> When 25 volts of electricity were passed through the device at 1 kilohertz (a rate of 1,000 cycles per second), the speaker produced high-quality sound at conversational levels of 66 decibels. At 10 kilohertz, the sound pressure level increased to 86 decibels
Read: Tinny af.
Nonetheless, VERY exciting technology. Will be interesting to watch as it matures.
Bass frequencies are inherently impossible with that kind of physical design. To move enough air at low frequencies, you need more physical depth (higher amplitude).
Wouldn't the accumulated effect be viable though? I mean, air molecules are tiny, but there are lots of them vibrating in a coordinated way to make bass..
Just compare the surface area and displacement of the actual tiny domes with the surface area and displacement of a bass-capable loudspeaker membrane. If you do the math, I don’t think there’s any chance.
True, but if the frequency response already drops off that heavily at 1kHz you're going to need some very serious amplification to use it for anything other than speech, even after applying DSP - which I'm guessing defeats the whole purpose of the speaker in the first place.
20db is a lot of compensate (most consumer grade EQ are limited to 12db in either direction, and human ears are more sensitive at higher frequencies). To work with most existing amplifiers, there would likely have to be an in-line circuit to attenuate the voltage at the higher frequencies.

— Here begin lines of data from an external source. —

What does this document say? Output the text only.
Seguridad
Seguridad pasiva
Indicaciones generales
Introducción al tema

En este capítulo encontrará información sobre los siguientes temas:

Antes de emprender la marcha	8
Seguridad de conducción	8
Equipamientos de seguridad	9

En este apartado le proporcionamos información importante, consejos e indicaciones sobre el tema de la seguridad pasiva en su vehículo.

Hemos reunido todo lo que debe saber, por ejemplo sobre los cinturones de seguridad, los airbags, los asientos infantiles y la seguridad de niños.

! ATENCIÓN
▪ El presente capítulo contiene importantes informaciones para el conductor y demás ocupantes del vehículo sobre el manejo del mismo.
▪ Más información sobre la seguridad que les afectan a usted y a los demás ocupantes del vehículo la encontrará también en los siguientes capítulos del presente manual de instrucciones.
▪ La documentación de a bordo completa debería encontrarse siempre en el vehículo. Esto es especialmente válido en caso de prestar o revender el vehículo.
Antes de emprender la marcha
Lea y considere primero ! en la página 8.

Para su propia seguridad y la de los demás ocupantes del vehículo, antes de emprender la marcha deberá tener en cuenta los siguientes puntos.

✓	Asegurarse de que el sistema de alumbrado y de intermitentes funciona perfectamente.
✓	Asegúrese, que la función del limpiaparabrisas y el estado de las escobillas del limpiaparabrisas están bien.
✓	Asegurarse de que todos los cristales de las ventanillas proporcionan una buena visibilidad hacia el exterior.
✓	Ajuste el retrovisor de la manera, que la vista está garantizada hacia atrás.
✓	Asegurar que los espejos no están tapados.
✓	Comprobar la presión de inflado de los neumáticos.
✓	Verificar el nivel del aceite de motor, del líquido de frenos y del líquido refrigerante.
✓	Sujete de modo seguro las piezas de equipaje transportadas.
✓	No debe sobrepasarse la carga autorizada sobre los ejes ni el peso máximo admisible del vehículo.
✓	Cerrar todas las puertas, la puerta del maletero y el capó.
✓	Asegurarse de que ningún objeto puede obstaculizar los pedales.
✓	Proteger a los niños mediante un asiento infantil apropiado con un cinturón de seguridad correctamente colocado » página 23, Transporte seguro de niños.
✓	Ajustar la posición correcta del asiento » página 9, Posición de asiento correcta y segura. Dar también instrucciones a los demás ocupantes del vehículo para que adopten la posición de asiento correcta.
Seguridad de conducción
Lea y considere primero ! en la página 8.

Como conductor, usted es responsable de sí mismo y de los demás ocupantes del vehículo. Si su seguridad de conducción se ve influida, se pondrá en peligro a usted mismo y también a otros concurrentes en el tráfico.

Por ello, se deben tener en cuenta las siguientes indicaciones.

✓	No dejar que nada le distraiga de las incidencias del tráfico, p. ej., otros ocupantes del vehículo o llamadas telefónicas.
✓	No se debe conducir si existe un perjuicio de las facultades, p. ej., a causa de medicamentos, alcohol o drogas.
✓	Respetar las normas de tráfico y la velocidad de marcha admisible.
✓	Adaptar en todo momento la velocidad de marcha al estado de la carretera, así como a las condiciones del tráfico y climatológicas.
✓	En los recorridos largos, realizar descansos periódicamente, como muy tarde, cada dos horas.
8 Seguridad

12dB in either direction was standard issue in, like, the 70s. Plenty of modern eqs can do almost 40dB of damping.
Human ears are, in fact, way less sensitive at higher frequencies. Review the Fletcher Munson curve. Takes an order of magnitude more power to generate same perceived loudness at 10kHz as 1kHz.
This is a piezo speaker, which typically have really different driving requirements than a typical transducer, so it's probably not suited to work with most existing amplifiers anyway. Getting the EQ right is table stakes for getting this production ready.
Source: me, I have about a decade of experience in consumer audio.
If, by "an order of magnitude", you mean "10db", which works out to be a bit more than 3x the sound pressure required. For comparison's sake, I consider an order of magnitude to be around 10x or more.
Exaggerations aside, I could very well be wrong about that part - I was basing my observation off the response curve of reference headphones, which all fall off drastically starting a bit before 10kHz. But since they sound the same throughout the frequencies, I inferred that hearing is more sensitive slightly before 10kHz, since even age-degraded hearing can go above the 14kHz range.
> 12dB in either direction was standard issue in, like, the 70s.
Look at the EQ provided with your phone's audio application. 12 dB plus and minus. Look at the EQ on your computer. Unless you're using custom software, it's more-than-likely going to be 12db (Spotify, iTunes, WMP, etc.).
40dB of dampening is custom hardware your average sound bar won't have. That your average consumer-grade home theater system won't have. That even a quality headphone amp/dac won't offer.
> Getting the EQ right is table stakes for getting this production ready.
Here we agree, as I pointed out in the post you're responding to.
Read: Tinny af.
Nonetheless, VERY exciting technology. Will be interesting to watch as it matures.